Chicken
Text
Althea Müller
Ausgabe
“Well we’re sharing a drink that’s called loneliness but it’s better than drinking alone”, schmettert Billy Joel, während ich mich mal wieder bei fab friend Sil einquartiere und ihren Kaffee trinke. „Werd erwachsen“, sagt sie in mein Seelendilemma hinein und nimmt den Mops auf den Schoß. Ich kann den Mops nicht leiden.
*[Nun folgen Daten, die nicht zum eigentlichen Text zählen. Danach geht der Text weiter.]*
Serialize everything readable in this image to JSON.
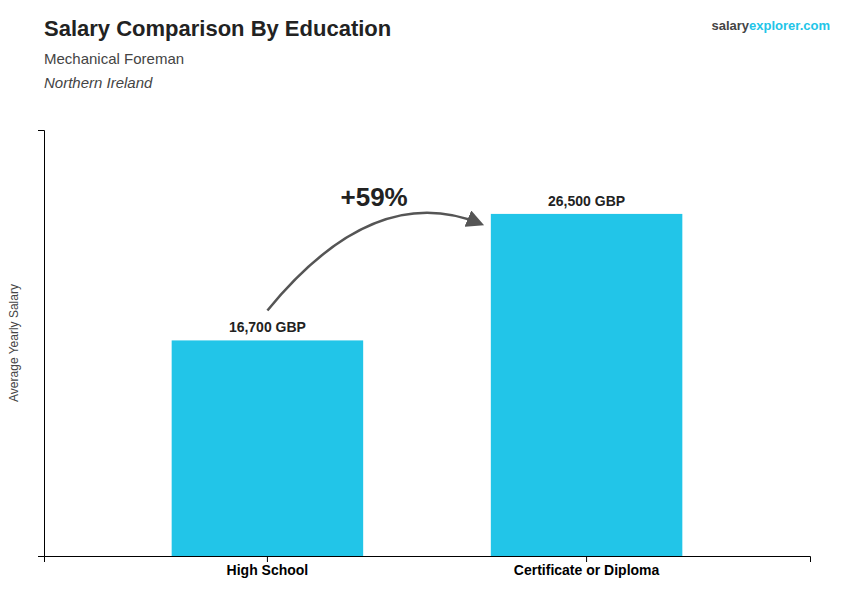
{
  "chart_data": {
    "type": "bar",
    "title": "Salary Comparison By Education",
    "subtitle": [
      "Mechanical Foreman",
      "Northern Ireland"
    ],
    "y_label": "Average Yearly Salary",
    "annotations": [
      "+59%",
      "salary",
      "explorer.com"
    ],
    "categories": [
      "High School",
      "Certificate or Diploma"
    ],
    "values": [
      16700,
      26500
    ],
    "value_labels": [
      "16,700 GBP",
      "26,500 GBP"
    ],
    "data_labels": true,
    "color": "#22c5e8",
    "ylim": [
      0,
      33000
    ],
    "tick_labels": "x",
    "grid": false
  }
}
Ich mag Bassetts. (Nur Bassetts.) Der Mops glotzt immer so. „Das ist das Problem“, sage ich, „ich werde nur alt. Nicht erwachsen.“ – „Oh, da hatte ich Glück“, murmelt Sil, „ich bin erwachsen und trotzdem jung wie der Frühling.“ – „Das hilft mir nicht weiter“, grantle ich. „Hilf dir selbst“, gähnt Sil. Sie liebt mich, sie zeigt es nur nicht so. Weil sie hart wie Stahl ist – und damit aber auch der Panzer, den ich vor mir herhalten kann, wenn mir die Welt mal wieder Angst macht. „Sollte demnächst mein Schädel explodieren“, tue ich mir weiter selbst leid, „könntest du dann wohl bitte die Fetzen aufklauben und mein Wissen in einer kleinen schicken Metalldose sammeln für die Nachwelt?“ – „Wehe“, droht sie mir mit einem Finger, dessen Nagel wie immer perfekt aufgetragene Diorschwärze ziert, „nicht hier in meiner Küche.“ – „Wie ist das eigentlich, wenn man sein Leben immer unter Kontrolle hat?“ frage ich gereizt. Mehr Kaffee! Mehr Nikotin! Mehr Mehr! „Keine Ahnung, meine Liebe“, sagt Madame und krault den Mops (der eventuell doch ganz lieb ist, mal sehen, Glupschaugen hin oder her), „hab sie schon vor Jahren abgegeben.“ – „Was – abgegeben?“, frage ich. Als nächstes gebe ich Radiohead rein, ich schwör’s euch, gleich isses soweit, wuah! „Die Kontrolle“, sagt Sil und grinst breit. Aha. Vielleicht ist DAS ja die Zauberformel?